Borten didn’t reply for a moment, as if caught off guard by her willingness to help.
“I’m calling because I think I can help you,” he said finally.
“That sounds good. We could use some help.”
“It’s regarding the murder victim you found last night. I might have something for you.”
“Yes? What is it?” she said, trying to hide her impatience.
“We don’t have any new missing person reports that match your description, but something made me think about a case I worked on a few weeks back. I think it was the address that caught my attention. When I was a kid I lived in Bakkaunet, not far from Kuhaugen, so I know the area well. Ludvig Daaes Gate was on my way to school. And that’s one of the reasons why I remember the case. We got a missing person report about three weeks ago. A woman from Oslo. She shared an apartment with another woman, who filed the report. But after only twenty-four hours, the missing woman called her friend from the train station in Trondheim and said she was on her way to meet a former lover who had moved there. We dropped the case, but just to make sure, I did a search on this lover of hers. He lived not far from Kuhaugen, and it turned out that the purportedly missing woman had previously filed a police report charging him with domestic violence. A stabbing. I didn’t give any more thought to the matter. Just another thoughtless young woman going back to her abusive lover, and there was nothing we could do about that. But then I hear about this homicide, and it happens close to the place where her lover lives, and there’s a knife involved, and the description fits the woman, so I thought that—”

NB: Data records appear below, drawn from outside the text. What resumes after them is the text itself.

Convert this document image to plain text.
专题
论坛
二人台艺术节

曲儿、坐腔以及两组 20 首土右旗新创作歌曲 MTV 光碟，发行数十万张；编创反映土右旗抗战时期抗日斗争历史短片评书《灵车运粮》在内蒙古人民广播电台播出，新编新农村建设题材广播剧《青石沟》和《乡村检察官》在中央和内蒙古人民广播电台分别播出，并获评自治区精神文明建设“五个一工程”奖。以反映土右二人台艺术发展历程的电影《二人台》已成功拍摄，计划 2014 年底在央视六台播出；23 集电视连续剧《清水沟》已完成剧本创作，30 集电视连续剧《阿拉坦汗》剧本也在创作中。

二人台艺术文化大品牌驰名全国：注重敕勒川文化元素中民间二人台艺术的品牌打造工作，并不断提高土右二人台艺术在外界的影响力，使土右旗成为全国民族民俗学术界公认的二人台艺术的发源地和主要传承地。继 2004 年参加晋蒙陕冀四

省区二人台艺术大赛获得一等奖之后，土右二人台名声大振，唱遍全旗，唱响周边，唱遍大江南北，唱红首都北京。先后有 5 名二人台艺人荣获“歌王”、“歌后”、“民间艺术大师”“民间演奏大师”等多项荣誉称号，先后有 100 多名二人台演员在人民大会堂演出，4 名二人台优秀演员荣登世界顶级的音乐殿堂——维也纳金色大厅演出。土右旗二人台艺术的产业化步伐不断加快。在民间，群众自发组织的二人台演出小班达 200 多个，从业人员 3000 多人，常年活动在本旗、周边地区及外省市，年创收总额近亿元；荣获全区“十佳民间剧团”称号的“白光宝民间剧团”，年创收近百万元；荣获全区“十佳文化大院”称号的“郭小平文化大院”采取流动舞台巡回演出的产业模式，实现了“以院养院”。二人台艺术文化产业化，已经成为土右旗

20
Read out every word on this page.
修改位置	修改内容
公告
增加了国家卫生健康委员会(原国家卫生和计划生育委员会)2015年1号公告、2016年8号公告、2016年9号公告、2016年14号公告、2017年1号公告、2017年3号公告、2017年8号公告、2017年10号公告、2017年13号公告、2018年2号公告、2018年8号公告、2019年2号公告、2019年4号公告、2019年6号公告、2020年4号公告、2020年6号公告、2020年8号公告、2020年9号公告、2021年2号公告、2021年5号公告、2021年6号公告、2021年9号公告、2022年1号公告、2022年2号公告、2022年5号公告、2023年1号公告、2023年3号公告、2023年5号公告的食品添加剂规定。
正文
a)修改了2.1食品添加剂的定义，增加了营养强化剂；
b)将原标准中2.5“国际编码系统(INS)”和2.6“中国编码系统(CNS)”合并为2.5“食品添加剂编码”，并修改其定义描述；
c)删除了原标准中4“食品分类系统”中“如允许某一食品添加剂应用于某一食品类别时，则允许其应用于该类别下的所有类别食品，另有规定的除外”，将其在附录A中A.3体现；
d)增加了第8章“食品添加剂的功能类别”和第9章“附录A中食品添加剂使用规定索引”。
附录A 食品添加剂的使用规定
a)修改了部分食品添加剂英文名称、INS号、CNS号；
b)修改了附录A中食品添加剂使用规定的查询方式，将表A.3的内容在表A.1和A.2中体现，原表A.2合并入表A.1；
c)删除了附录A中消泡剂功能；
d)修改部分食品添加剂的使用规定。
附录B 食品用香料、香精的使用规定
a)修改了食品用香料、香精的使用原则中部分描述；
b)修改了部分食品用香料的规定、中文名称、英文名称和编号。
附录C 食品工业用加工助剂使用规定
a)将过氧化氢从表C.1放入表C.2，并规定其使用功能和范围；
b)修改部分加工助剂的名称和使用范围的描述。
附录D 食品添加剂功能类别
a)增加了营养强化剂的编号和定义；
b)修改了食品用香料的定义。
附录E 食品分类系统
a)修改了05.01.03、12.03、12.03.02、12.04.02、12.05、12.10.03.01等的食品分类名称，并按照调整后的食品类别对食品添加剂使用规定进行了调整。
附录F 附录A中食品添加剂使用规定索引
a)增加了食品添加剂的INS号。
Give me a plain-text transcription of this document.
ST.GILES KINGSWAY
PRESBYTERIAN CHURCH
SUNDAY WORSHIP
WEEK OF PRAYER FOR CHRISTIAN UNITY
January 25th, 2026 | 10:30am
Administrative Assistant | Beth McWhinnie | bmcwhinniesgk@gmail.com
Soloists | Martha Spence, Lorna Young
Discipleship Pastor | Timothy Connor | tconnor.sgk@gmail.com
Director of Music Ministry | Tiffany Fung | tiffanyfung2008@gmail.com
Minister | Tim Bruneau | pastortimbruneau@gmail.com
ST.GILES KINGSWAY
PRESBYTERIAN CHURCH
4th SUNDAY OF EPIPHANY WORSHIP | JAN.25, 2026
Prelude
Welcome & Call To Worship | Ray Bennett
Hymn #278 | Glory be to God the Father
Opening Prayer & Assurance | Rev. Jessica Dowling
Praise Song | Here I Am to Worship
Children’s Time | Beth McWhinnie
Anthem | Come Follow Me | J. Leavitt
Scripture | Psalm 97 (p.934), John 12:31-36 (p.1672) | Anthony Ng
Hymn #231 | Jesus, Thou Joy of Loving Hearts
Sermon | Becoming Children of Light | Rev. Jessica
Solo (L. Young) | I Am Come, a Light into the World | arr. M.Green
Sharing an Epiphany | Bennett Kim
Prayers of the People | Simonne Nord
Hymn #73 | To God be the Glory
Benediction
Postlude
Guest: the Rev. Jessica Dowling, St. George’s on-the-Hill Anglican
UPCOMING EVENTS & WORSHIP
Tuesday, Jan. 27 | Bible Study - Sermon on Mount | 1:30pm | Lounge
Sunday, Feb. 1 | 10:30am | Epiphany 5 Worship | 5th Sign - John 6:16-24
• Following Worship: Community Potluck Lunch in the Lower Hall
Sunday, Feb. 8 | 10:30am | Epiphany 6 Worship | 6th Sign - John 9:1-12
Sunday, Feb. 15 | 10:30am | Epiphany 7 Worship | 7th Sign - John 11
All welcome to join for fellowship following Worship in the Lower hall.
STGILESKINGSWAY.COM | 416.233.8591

“The description also fits about ten thousand other Norwegian women of the same age,” Gran said, interrupting. “But we can’t leave any stone unturned. Do you have a photo of this woman?”
“Yes, that’s exactly what I have. Of course, this could just be a shot in the dark, but that’s what happens so often. We shoot and shoot until we finally hit the mark. Give me your e-mail address, and I’ll send over the picture right now.”
She gave him the address.
Then she put down the phone.
Two minutes later she clicked on the e-mail that he’d sent. A picture popped up on her screen. It showed a smiling young woman wearing a little too much makeup.
“Jabba the Hutt,” Gran muttered to herself. “It’s her.”